I’d only been part of one burial here before.  This was a lot different because, as I came to realize after spending about 10 minutes in the house, instead of being the one to sympathize with the loss of the family, everyone was treating me as if I was one of the family that lost a child as well.  After the greeting formalities we all gathered in a circle and the Imam (who was also Musa’s grandfather) explained that they didn’t want to proceed in the burial plans without my approval and wanted to know if there were any special prayers or anything that I would want to do.  It was sweet that they wanted to show me that kind of respect, but I was quick to assure them that whatever they wanted to do, I was fine with.  I explained that I believed that because Musa had trusted Christ for his salvation, he was already in heaven and that my prayers were for those of us left behind who were in pain because of his absence. 

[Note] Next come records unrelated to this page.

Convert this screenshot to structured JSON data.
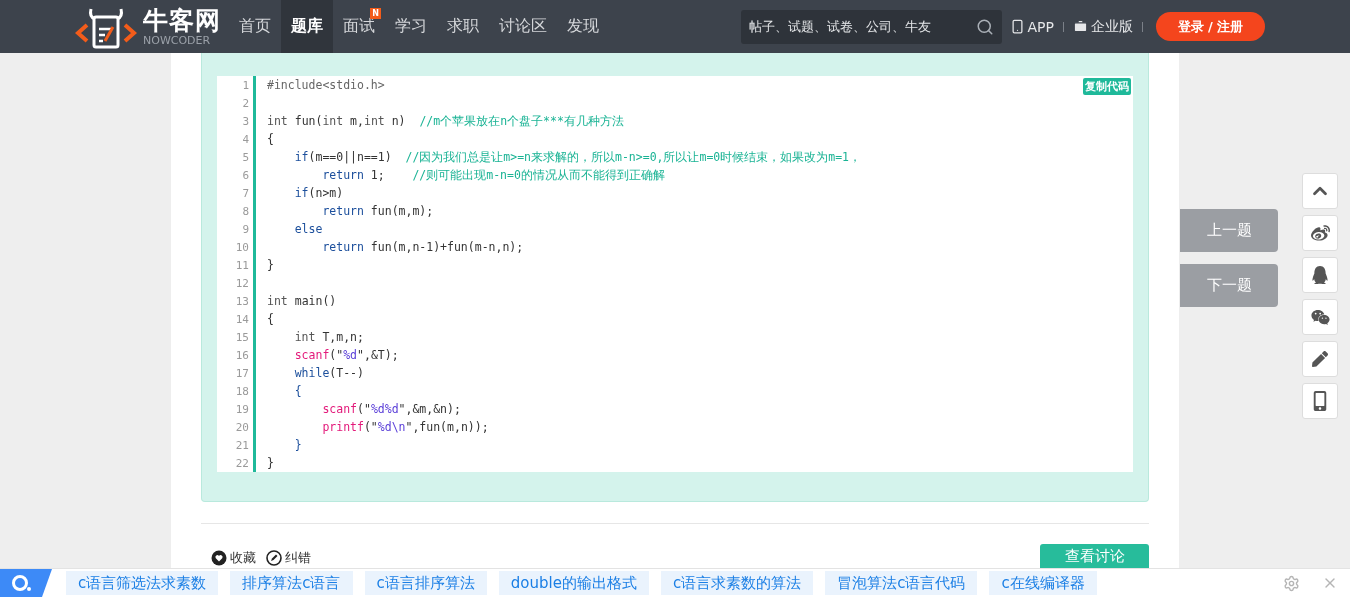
{
  "header": {
    "logo": {
      "name": "牛客网",
      "subtitle": "NOWCODER"
    },
    "nav": [
      {
        "label": "首页",
        "selected": false
      },
      {
        "label": "题库",
        "selected": true
      },
      {
        "label": "面试",
        "selected": false,
        "badge": "N"
      },
      {
        "label": "学习",
        "selected": false
      },
      {
        "label": "求职",
        "selected": false
      },
      {
        "label": "讨论区",
        "selected": false
      },
      {
        "label": "发现",
        "selected": false
      }
    ],
    "search": {
      "placeholder": "帖子、试题、试卷、公司、牛友"
    },
    "links": [
      {
        "kind": "app",
        "label": "APP"
      },
      {
        "kind": "enterprise",
        "label": "企业版"
      }
    ],
    "login": "登录 / 注册"
  },
  "code": {
    "copy_button": "复制代码",
    "lines": [
      {
        "no": "1",
        "tokens": [
          {
            "kind": "pre",
            "text": "#include<stdio.h>"
          }
        ]
      },
      {
        "no": "2"
      },
      {
        "no": "3",
        "tokens": [
          {
            "kind": "type",
            "text": "int"
          },
          {
            "kind": "text",
            "text": " fun("
          },
          {
            "kind": "type",
            "text": "int"
          },
          {
            "kind": "text",
            "text": " m,"
          },
          {
            "kind": "type",
            "text": "int"
          },
          {
            "kind": "text",
            "text": " n)  "
          },
          {
            "kind": "comment",
            "text": "//m个苹果放在n个盘子***有几种方法"
          }
        ]
      },
      {
        "no": "4",
        "tokens": [
          {
            "kind": "text",
            "text": "{"
          }
        ]
      },
      {
        "no": "5",
        "tokens": [
          {
            "kind": "kw",
            "text": "    if"
          },
          {
            "kind": "text",
            "text": "(m==0||n==1)  "
          },
          {
            "kind": "comment",
            "text": "//因为我们总是让m>=n来求解的，所以m-n>=0,所以让m=0时候结束，如果改为m=1，"
          }
        ]
      },
      {
        "no": "6",
        "tokens": [
          {
            "kind": "kw",
            "text": "        return"
          },
          {
            "kind": "text",
            "text": " 1;    "
          },
          {
            "kind": "comment",
            "text": "//则可能出现m-n=0的情况从而不能得到正确解"
          }
        ]
      },
      {
        "no": "7",
        "tokens": [
          {
            "kind": "kw",
            "text": "    if"
          },
          {
            "kind": "text",
            "text": "(n>m)"
          }
        ]
      },
      {
        "no": "8",
        "tokens": [
          {
            "kind": "kw",
            "text": "        return"
          },
          {
            "kind": "text",
            "text": " fun(m,m);"
          }
        ]
      },
      {
        "no": "9",
        "tokens": [
          {
            "kind": "kw",
            "text": "    else"
          }
        ]
      },
      {
        "no": "10",
        "tokens": [
          {
            "kind": "kw",
            "text": "        return"
          },
          {
            "kind": "text",
            "text": " fun(m,n-1)+fun(m-n,n);"
          }
        ]
      },
      {
        "no": "11",
        "tokens": [
          {
            "kind": "text",
            "text": "}"
          }
        ]
      },
      {
        "no": "12"
      },
      {
        "no": "13",
        "tokens": [
          {
            "kind": "type",
            "text": "int"
          },
          {
            "kind": "text",
            "text": " main()"
          }
        ]
      },
      {
        "no": "14",
        "tokens": [
          {
            "kind": "text",
            "text": "{"
          }
        ]
      },
      {
        "no": "15",
        "tokens": [
          {
            "kind": "type",
            "text": "    int"
          },
          {
            "kind": "text",
            "text": " T,m,n;"
          }
        ]
      },
      {
        "no": "16",
        "tokens": [
          {
            "kind": "fn",
            "text": "    scanf"
          },
          {
            "kind": "text",
            "text": "(\""
          },
          {
            "kind": "str",
            "text": "%d"
          },
          {
            "kind": "text",
            "text": "\",&T);"
          }
        ]
      },
      {
        "no": "17",
        "tokens": [
          {
            "kind": "kw",
            "text": "    while"
          },
          {
            "kind": "text",
            "text": "(T--)"
          }
        ]
      },
      {
        "no": "18",
        "tokens": [
          {
            "kind": "kw",
            "text": "    {"
          }
        ]
      },
      {
        "no": "19",
        "tokens": [
          {
            "kind": "fn",
            "text": "        scanf"
          },
          {
            "kind": "text",
            "text": "(\""
          },
          {
            "kind": "str",
            "text": "%d%d"
          },
          {
            "kind": "text",
            "text": "\",&m,&n);"
          }
        ]
      },
      {
        "no": "20",
        "tokens": [
          {
            "kind": "fn",
            "text": "        printf"
          },
          {
            "kind": "text",
            "text": "(\""
          },
          {
            "kind": "str",
            "text": "%d\\n"
          },
          {
            "kind": "text",
            "text": "\",fun(m,n));"
          }
        ]
      },
      {
        "no": "21",
        "tokens": [
          {
            "kind": "kw",
            "text": "    }"
          }
        ]
      },
      {
        "no": "22",
        "tokens": [
          {
            "kind": "text",
            "text": "}"
          }
        ]
      }
    ]
  },
  "actions": [
    {
      "kind": "favorite",
      "label": "收藏"
    },
    {
      "kind": "report",
      "label": "纠错"
    }
  ],
  "discuss_button": "查看讨论",
  "question_nav": [
    "上一题",
    "下一题"
  ],
  "side_tools": [
    {
      "kind": "top"
    },
    {
      "kind": "weibo"
    },
    {
      "kind": "qq"
    },
    {
      "kind": "wechat"
    },
    {
      "kind": "edit"
    },
    {
      "kind": "mobile"
    }
  ],
  "bottom_bar": {
    "tags": [
      "c语言筛选法求素数",
      "排序算法c语言",
      "c语言排序算法",
      "double的输出格式",
      "c语言求素数的算法",
      "冒泡算法c语言代码",
      "c在线编译器"
    ]
  }
}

We stayed at the house for a few hours while they built a little house outside to wash the body. As they took his body out of the room to wash it, everyone stood up. I assumed it was out of respect, which it was. But Peter also explained that some people believe that if you don’t stand up when the body passes by, that you’ll be the next one to die.  Yikes.  

Periodically a new woman would come to the house and would start wailing.  People would allow her to cry for awhile and then would say “That’s enough. That’s enough.”  As we were all sitting around we started talking about Musa and sharing things about him that were nice, or made us laugh.  Some things are the same in any culture.

The burial was scheduled for 12 noon. We all met back at their house and they had a little service where they talked about Musa and his family. Then we headed for the burial site. Peter and I went ahead on his motorbike and watched as they carried the body towards us.  As they were coming, I realized that there were no women among them.  Islamic funerals don’t allow women to go to the burial site, so I stayed put and Peter joined the men to go to bury him. 

Afterwards we went back to the house where they women had been cooking up a storm and all sat around and ate rice.  We hung out for awhile and then I went back to my house to take a nice, long nap.  I’ve been spending a lot of time with Musa’s family this week. His father arrived the day after they buried him and they’re planning to do another memorial service in November. Yesterday the entire family came up to my house to “greet” me.  They just wanted to tell me that even though Musa’s gone now, they don’t want the relationship to end. At first, I thought they were talking about money, but Peter clarified and Musa’s mom said, “No, no! We’re not talking about money. I just want to be coming to greet you and I want you to be coming to greet me.”  It’s amazing to me how grief can bring people together.  My prayer is that I’ll continue to be able to love this family and that they will see Jesus!!